I don't know about you, but I sense it's time this roller coaster approach to mission came to a stop. The FLI, whose "finding's," such as they were, drove the 2010 Budget...forgotten except for the penalties associated with membership termination. In fact, at the same meeting at which the 2010 Budget was Board and Assembly approved, Kanfer, et al, apparently forgot that there was no provision whatsoever in that Budget for a volunteerism initiative. Further, Joe and his crew seem totally out of touch with the reality that volunteerism has been a focus of so many of the federation owners for a long, long time -- time enough for a volume of best practices to have been produced. But...never mind.
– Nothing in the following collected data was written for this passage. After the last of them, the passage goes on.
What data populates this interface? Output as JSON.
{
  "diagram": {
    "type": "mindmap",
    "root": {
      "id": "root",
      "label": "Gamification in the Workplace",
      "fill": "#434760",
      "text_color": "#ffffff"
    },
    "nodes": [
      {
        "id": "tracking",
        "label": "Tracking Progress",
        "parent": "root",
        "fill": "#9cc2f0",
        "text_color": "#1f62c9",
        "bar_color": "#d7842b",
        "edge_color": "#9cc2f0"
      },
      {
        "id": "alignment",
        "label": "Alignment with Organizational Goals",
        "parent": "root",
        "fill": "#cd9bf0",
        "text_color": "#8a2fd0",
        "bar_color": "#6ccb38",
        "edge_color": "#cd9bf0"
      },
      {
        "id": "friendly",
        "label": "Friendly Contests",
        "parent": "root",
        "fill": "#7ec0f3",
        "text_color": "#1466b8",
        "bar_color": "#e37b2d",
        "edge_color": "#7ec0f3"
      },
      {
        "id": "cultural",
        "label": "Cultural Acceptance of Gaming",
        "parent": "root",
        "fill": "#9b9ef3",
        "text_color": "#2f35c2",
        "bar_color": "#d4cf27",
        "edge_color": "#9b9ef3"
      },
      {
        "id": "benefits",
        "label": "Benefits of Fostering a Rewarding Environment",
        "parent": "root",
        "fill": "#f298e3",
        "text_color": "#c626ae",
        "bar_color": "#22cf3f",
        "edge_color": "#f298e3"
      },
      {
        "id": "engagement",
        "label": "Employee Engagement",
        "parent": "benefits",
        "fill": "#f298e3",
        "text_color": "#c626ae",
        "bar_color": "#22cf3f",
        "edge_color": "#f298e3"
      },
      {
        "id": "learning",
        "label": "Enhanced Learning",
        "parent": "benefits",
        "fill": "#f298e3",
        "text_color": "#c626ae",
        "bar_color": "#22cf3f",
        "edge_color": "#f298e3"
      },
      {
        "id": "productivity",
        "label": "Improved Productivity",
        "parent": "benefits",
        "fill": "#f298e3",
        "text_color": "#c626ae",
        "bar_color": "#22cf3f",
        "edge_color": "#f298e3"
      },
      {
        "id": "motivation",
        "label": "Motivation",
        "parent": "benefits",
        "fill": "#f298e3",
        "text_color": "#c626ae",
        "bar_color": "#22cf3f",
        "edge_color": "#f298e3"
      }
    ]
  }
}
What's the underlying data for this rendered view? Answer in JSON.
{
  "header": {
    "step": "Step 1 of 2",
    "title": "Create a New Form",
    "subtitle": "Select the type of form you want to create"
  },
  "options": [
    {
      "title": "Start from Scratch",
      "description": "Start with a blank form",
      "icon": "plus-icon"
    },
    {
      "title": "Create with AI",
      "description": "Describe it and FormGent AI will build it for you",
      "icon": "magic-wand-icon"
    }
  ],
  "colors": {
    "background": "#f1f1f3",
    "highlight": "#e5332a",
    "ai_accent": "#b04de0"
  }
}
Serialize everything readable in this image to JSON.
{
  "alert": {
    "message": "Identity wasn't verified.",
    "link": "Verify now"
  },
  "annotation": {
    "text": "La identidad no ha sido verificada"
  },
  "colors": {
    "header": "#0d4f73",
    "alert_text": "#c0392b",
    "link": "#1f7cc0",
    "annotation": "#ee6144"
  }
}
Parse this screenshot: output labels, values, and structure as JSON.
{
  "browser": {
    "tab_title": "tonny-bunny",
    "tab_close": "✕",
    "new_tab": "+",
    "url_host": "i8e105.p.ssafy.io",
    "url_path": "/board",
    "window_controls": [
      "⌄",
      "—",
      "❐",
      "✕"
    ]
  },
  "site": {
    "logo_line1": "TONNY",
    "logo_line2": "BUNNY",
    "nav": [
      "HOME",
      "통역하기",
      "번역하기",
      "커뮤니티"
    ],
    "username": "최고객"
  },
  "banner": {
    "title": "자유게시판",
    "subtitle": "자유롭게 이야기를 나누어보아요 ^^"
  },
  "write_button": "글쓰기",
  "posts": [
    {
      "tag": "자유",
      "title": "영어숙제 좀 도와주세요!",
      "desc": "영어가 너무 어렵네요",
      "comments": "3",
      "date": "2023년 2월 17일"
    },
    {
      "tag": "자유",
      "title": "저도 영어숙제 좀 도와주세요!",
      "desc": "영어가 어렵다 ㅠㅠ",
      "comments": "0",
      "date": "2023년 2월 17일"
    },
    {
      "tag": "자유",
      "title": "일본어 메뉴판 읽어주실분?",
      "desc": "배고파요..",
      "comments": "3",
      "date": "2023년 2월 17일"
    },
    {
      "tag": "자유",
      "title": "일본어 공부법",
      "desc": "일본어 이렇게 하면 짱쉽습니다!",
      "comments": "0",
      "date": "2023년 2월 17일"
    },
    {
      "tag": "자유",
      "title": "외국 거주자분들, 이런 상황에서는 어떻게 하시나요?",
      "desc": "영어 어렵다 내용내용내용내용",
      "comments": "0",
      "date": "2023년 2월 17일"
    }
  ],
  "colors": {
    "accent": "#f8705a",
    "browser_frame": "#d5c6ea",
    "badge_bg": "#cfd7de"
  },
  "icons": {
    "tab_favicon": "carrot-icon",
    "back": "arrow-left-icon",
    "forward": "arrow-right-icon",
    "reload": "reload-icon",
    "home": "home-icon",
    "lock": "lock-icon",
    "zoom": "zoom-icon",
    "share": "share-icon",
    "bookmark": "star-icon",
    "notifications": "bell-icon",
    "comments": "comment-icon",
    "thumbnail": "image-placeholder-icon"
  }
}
The brilliant conservative columnist, David Brooks, recently wrote a telling conclusion to a column that has equal applicability to this latest "promise of change" from UJC: "...some say these are just meaningless promises that ignore hard choices and that no one expects to be kept."
It's time for UJC to "change into a new organization" alright..long past time. So, Joe even announces a new name -- in the JTA -- without process or options. Why...because he thinks he can. After all, he's done it before.
Rwexler
4 comments:
Ironically, even paradoxically, as UJC has moved farther and farther away from being a valid national organization on behlaf of the Federations, it puffs up the assumption that, if it becomes known as the "Jewish Federations of North America" suddenly those Federations will agree that there is a collective entity worth their support and attention. The essential reasoning behind merging UJA and CJF (except for the initial wisdom of shared, lower cost office space and back office rationalization, which the Partnership did provide) was flawed. The marriage of a committed campaign organization dedicated to global Jewish needs and focused on the centrality of Israel to the trade association of the Federations was a bad idea. But, it was what the Large City Execs demanded and it was what the National Leadership of UJA and CJF gave them; even calling in, yup, Howard Rieger, to help speed the process. That poetic justice aside, the principal reason for UJC's failure remains that no-one bothered to define the organization's mandate. It has been an enterprise without a vision and an organization without a mission. Neither of those exist just because people keep having Startegic Planning Meetings and producing longer and more complicated vision and mission statements; or because they do "branding". Branding is what Coca Cola and Lexus and the NY Yankees do. UJA was a brand. A brand endures because of the passion and loyalty of its customers. UJC's "customers" display very little of either.
What was so wrong with the UJC brand that it needs to be trashed? Is it that the UJA-niks and CJF-niks couldn't abide by the loss of their "cherished" brands? For UJA, a brand with a proud history, but of diminishing significance to the next generation (the "United Fund" figured this out in the '70s when they adopted the more dynamic "United Way"). UJC, with a minor tweak, leverages the equity of UJA into the 21st Century. And CJF had no significance beyond presidents and execs, get over it. Run "UJA", "CJF", "UJC" and "JFNA" past the "person on the street and see which one she can connect to an actual mission. IMHO, UJC is the winner.
Who cares about the brand name?
I think that anyone who asks will find that the brand name is the least important part nowadays for donors.
As long as the END RESULT is achieved, and the right and apt THANKS/GRATITUDE are delivered.
Iappreciate your Comments. Each of you, in very different ways, reflect on UJC's irrelevancy. As such it is true that the name is also irrelevant.